HomeLane.com is an online provider of modular home furnishing solutions. This means that if you need to get a modular kitchen or a new wardrobe put in, you could visit the HomeLane site, order the different products you need, and also get design advice. Now, the company has unveiled a new feature that takes things one step further - its new Kaleido feature allows you to look at the redecorated or redesigned house in 3D virtual reality, before you go ahead with any changes.
The way it works is simple, and is based on Google's Cardboard - when you call for a home visit, a designer from HomeLane will get details about the floorplan of your kitchen or whichever other area you're planning on redecorating or redesigning. When the HomeLane representative arrives at your house, he will carry a phone with the Kaleido app, and a Kaleido headset, which is just a Google Cardboard headset.

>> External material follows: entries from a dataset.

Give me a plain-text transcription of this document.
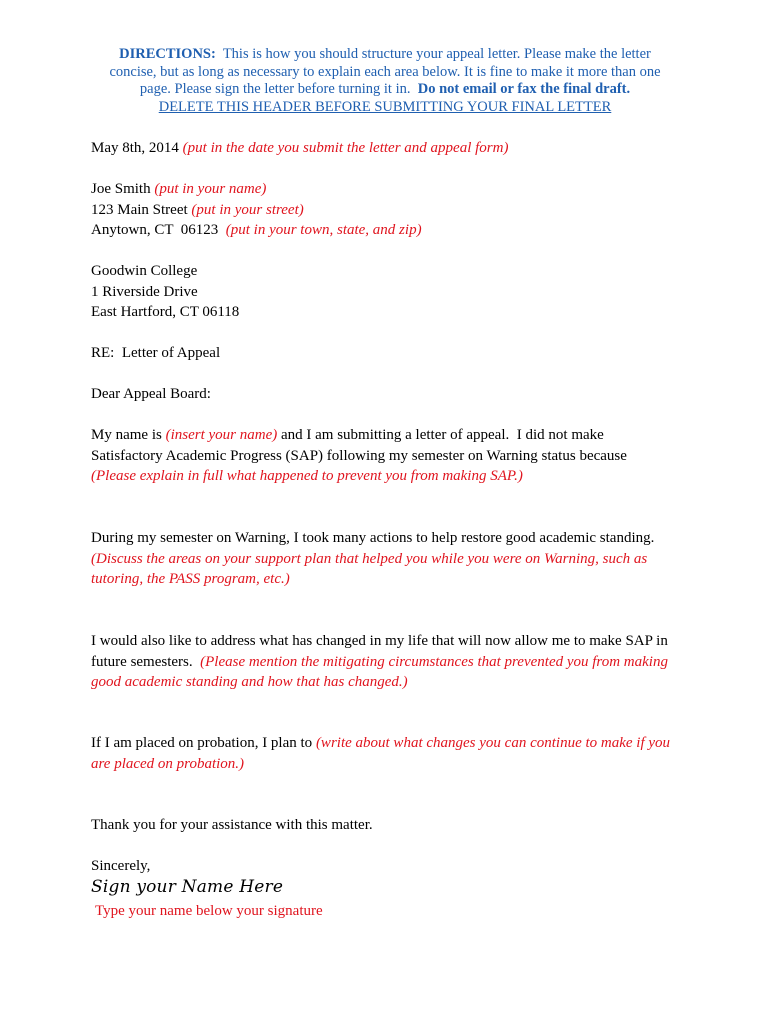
DIRECTIONS: This is how you should structure your appeal letter. Please make the letter
concise, but as long as necessary to explain each area below. It is fine to make it more than one
page. Please sign the letter before turning it in. Do not email or fax the final draft.
DELETE THIS HEADER BEFORE SUBMITTING YOUR FINAL LETTER
May 8th, 2014 (put in the date you submit the letter and appeal form)
Joe Smith (put in your name)
123 Main Street (put in your street)
Anytown, CT  06123 (put in your town, state, and zip)
Goodwin College
1 Riverside Drive
East Hartford, CT 06118
RE:  Letter of Appeal
Dear Appeal Board:
My name is (insert your name) and I am submitting a letter of appeal.  I did not make
Satisfactory Academic Progress (SAP) following my semester on Warning status because
(Please explain in full what happened to prevent you from making SAP.)
During my semester on Warning, I took many actions to help restore good academic standing.
(Discuss the areas on your support plan that helped you while you were on Warning, such as
tutoring, the PASS program, etc.)
I would also like to address what has changed in my life that will now allow me to make SAP in
future semesters. (Please mention the mitigating circumstances that prevented you from making
good academic standing and how that has changed.)
If I am placed on probation, I plan to (write about what changes you can continue to make if you
are placed on probation.)
Thank you for your assistance with this matter.
Sincerely,
Sign your Name Here
Type your name below your signature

HomeLane's co-founder and CEO Srikant Iyer tells us this is useful because people often can't easily check out all the different designs of modular kitchens in showrooms, and have to rely on printed pictures to get an idea of how a design will look. This makes it difficult to compare what you're seeing, with the exact space and layout of your own home.
"Imagine if you could see a three dimensional rendition of the kitchen you were going to buy," says Iyer, "and you could change the colours, finishes and appliances, or the style of the cabinets and handles, all without paying a single penny?"
As you can see in the video above, the Kaleido app lets you look around a room and get a sense of how the changes would look in your house, but the catch is that the app doesn't use augmented reality, where the changes would be overlaid on your actual house. Instead, it's using a quick mockup of the room the show you the view, which is more accurate than looking at a 2D photo, but still not the ideal experience for a user. There's definitely room for improvement, but Iyer tells us that this is just the start for Kaleido.
"We're building the consumer version of the application next, so you can download a design and look at it, or mail it to a friend or family member," he explains, "and if they have Google Cardboard, they'll be able to look around the 3D view, or they'll be able to look at an interactive 2D model without that."
The consumer application will also allow people to look at designs, and then buy simple items, though full redesigns will always require an expert to come visit the site, says Iyer.
"There will always be some things that you can't do with technology, you need a professional with experience to come and see the site for themselves," he explains. "Things like the wiring, and the plumbing of your house will require customisation of plans, and that needs a professional present."